Soybeans contain something called “anti-nutrients” (oxalates, saponins, phytic acid, and enzyme inhibitors, such as trypsin) that impair, or even block, nutrient absorption and also impair the body’s ability to digest protein. Also, soy intake increases the body’s need for iodine and vitamin D, which many people are already lacking in.
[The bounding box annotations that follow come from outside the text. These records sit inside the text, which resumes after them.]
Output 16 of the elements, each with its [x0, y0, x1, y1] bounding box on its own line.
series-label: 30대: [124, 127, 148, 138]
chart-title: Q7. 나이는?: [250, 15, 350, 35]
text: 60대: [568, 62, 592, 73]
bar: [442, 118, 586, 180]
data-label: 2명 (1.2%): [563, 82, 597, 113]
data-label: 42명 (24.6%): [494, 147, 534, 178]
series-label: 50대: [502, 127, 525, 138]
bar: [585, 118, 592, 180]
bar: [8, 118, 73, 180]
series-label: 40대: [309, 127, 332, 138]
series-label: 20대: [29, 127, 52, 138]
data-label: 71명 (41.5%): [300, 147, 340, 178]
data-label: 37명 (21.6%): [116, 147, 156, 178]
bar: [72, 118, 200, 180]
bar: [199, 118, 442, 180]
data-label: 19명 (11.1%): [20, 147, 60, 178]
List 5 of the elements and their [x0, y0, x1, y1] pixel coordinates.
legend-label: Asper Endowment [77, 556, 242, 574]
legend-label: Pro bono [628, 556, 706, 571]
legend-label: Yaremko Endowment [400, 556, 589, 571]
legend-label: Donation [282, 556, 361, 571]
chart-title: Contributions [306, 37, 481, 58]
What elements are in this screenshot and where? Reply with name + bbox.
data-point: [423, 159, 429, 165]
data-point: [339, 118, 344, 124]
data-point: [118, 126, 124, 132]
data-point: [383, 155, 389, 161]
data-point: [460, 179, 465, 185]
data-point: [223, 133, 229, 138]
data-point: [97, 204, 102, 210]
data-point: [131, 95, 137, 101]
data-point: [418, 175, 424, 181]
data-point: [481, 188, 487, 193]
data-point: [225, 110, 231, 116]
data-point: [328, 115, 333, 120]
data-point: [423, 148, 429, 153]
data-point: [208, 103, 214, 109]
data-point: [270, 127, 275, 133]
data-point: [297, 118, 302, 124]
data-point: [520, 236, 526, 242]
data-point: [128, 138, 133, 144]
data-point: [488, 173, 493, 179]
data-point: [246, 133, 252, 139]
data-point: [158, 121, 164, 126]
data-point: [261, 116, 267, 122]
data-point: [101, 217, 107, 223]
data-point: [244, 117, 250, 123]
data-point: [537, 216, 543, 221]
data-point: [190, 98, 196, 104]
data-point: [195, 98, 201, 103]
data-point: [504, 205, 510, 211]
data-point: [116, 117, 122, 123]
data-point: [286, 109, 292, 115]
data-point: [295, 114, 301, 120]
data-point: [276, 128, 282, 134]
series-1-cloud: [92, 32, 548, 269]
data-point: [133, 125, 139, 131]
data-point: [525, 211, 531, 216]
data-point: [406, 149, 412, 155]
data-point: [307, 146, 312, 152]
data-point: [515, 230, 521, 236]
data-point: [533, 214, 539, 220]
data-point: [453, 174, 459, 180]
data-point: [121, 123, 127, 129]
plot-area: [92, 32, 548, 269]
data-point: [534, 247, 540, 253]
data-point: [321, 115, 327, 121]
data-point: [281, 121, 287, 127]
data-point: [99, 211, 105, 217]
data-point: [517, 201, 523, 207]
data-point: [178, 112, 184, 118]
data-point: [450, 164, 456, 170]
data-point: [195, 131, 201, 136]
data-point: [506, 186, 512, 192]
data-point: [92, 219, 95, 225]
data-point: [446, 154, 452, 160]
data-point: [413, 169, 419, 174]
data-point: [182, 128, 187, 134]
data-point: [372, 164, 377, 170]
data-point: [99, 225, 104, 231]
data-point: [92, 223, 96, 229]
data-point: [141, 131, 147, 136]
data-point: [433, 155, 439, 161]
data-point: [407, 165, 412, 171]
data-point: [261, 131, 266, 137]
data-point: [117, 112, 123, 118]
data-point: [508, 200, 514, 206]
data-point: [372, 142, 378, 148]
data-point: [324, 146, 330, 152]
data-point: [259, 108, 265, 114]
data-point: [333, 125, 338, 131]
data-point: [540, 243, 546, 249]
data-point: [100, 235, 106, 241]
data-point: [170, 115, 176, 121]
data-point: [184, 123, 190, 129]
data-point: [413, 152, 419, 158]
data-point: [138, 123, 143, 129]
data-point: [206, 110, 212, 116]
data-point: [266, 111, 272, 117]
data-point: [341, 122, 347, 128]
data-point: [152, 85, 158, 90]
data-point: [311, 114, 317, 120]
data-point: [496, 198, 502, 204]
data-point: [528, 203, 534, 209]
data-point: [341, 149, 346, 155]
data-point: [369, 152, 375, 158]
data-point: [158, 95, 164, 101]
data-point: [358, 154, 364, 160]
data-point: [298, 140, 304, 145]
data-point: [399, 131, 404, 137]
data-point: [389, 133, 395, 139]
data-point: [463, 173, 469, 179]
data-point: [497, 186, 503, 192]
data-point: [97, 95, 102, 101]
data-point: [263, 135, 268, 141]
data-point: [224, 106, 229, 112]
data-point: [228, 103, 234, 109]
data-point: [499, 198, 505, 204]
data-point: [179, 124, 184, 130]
Photo: Wikimedia Commons/Cécily Lucas, Nicolas Barnich and Hang Thi Thu Nguyen

Cancer Risk

This is the big one. For years, soy was touted as an “anti-cancer” food. Unfortunately, more recent research suggests the exact opposite. Studies show a strong correlation between soy protein intake and numerous cancers, such as colorectal, stomach, bladder, and others.

Now What?

Now that soy has been thoroughly defamed, does that mean it should be avoided forever? Not necessarily. Soy consumption can be less harmful if a few precautions are taken:

  • Make sure that any soy consumed is in its fermented state. Fermentation of soy helps to reduce many of the dangers discussed above
  • Eat only organically grown soy that isn’t GMO and contaminated with glyphosate
  • Avoid soy that is heavily processed, and try to eat soy in its whole food form

Some examples of fermented organic soy include:

  • Soy sauce – fermented soybeans and salt. Usually contains wheat and other additives, however
  • Tamari sauce – often a wheat-free alternative to soy sauce
  • Miso – a paste made from fermented soy, often used in soups
  • Natto – fermented soybeans rich in healthy bacteria and vitamin K-12
  • Tempah – fermented soybeans formed into “cakes” that can be used as alternatives to meat in cooked dishes

In spite of all the questions surrounding the safety of soy, it’s still widely used in an abundance of products. Consumers concerned with their intake of or exposure to soy need to be diligent about reading nutritional labels, and researching where their food comes from, as this will help to facilitate the best decisions for overall health.